I folletti sono presenti nella cultura di molti paesi d'Europa... il Leprecauno in Irlanda, i Tomtar in Scandinavia, e anche in Romagna ce n'è qualcuno (ad esempio il Mazapegul). Questi esserini immaginari rappresentano quindi una linea d'unione tra tante culture lontane, tra strascichi di credenze pagane che ancora sopravvivono, ed anche tra le sonorità della musica popolare di tanti paesi diversi.
Quindi "folletti della vigna" è un nome che credo rappresenti bene questo progetto, nelle intenzioni e nella sostanza.
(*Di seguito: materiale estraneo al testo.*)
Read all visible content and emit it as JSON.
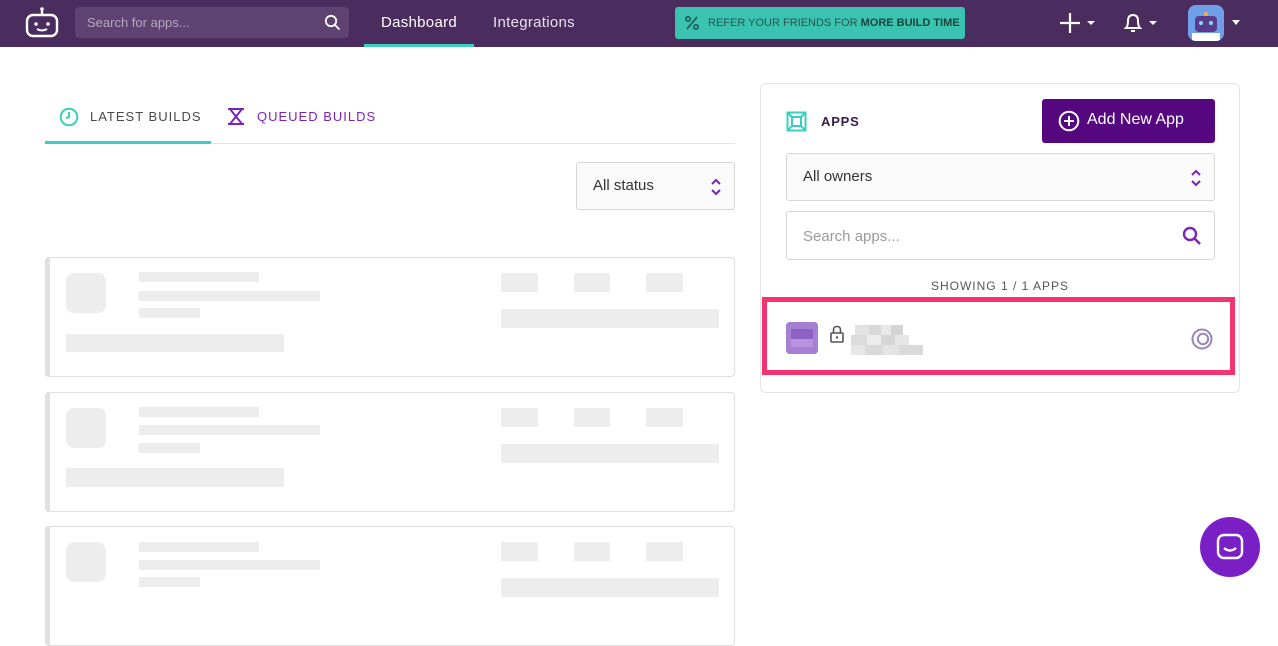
{
  "topbar": {
    "search_placeholder": "Search for apps...",
    "nav": [
      {
        "label": "Dashboard",
        "active": true
      },
      {
        "label": "Integrations",
        "active": false
      }
    ],
    "referral": {
      "prefix": "REFER YOUR FRIENDS FOR",
      "highlight": "MORE BUILD TIME"
    },
    "icons": [
      "bitrise-logo-icon",
      "search-icon",
      "plus-icon",
      "bell-icon",
      "avatar",
      "chevron-down-icon"
    ]
  },
  "builds": {
    "tabs": [
      {
        "label": "LATEST BUILDS",
        "active": true,
        "icon": "clock-icon"
      },
      {
        "label": "QUEUED BUILDS",
        "active": false,
        "icon": "hourglass-icon"
      }
    ],
    "status_filter": {
      "selected": "All status"
    },
    "cards_loading": 3
  },
  "apps": {
    "title": "APPS",
    "add_button": "Add New App",
    "owner_filter": {
      "selected": "All owners"
    },
    "search_placeholder": "Search apps...",
    "showing": "SHOWING 1 / 1 APPS",
    "list": [
      {
        "name_redacted": true,
        "private": true
      }
    ]
  },
  "colors": {
    "topbar": "#4b2c5e",
    "accent_teal": "#3dcdc1",
    "brand_purple": "#55077f",
    "queued_purple": "#7b25b8",
    "highlight": "#f5336f"
  }
}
Si tratta di un collettivo "aperto", magari chi fino a ieri ci suonava la chitarra da domani non potrà più... Per me sono importanti tutti i contributi, da uno strumento suonato in un disco intero o in una canzone sola, a una foto o un disegno di copertina, o anche soltanto un bicchiere bevuto insieme che abbia dato seguito a discorsi dagli spunti interessanti.
Questo progetto mi permette anche di cominciare a usare suoni campionati, in un modo un po' particolare (rumori registrati nei boschi oppure bottiglie ed altre percussioni "domestiche") e di sovraincidere il basso elettrico molte volte ed utilizzarlo sia per le parti ritmiche che per quelle più melodiche.

1 commento:

Genny Mancin ha detto...

ciao Folletto passo per un saluto!

interessante questo post......
un'unione tra tradizioni....vino ...folletti e tanta buona musica!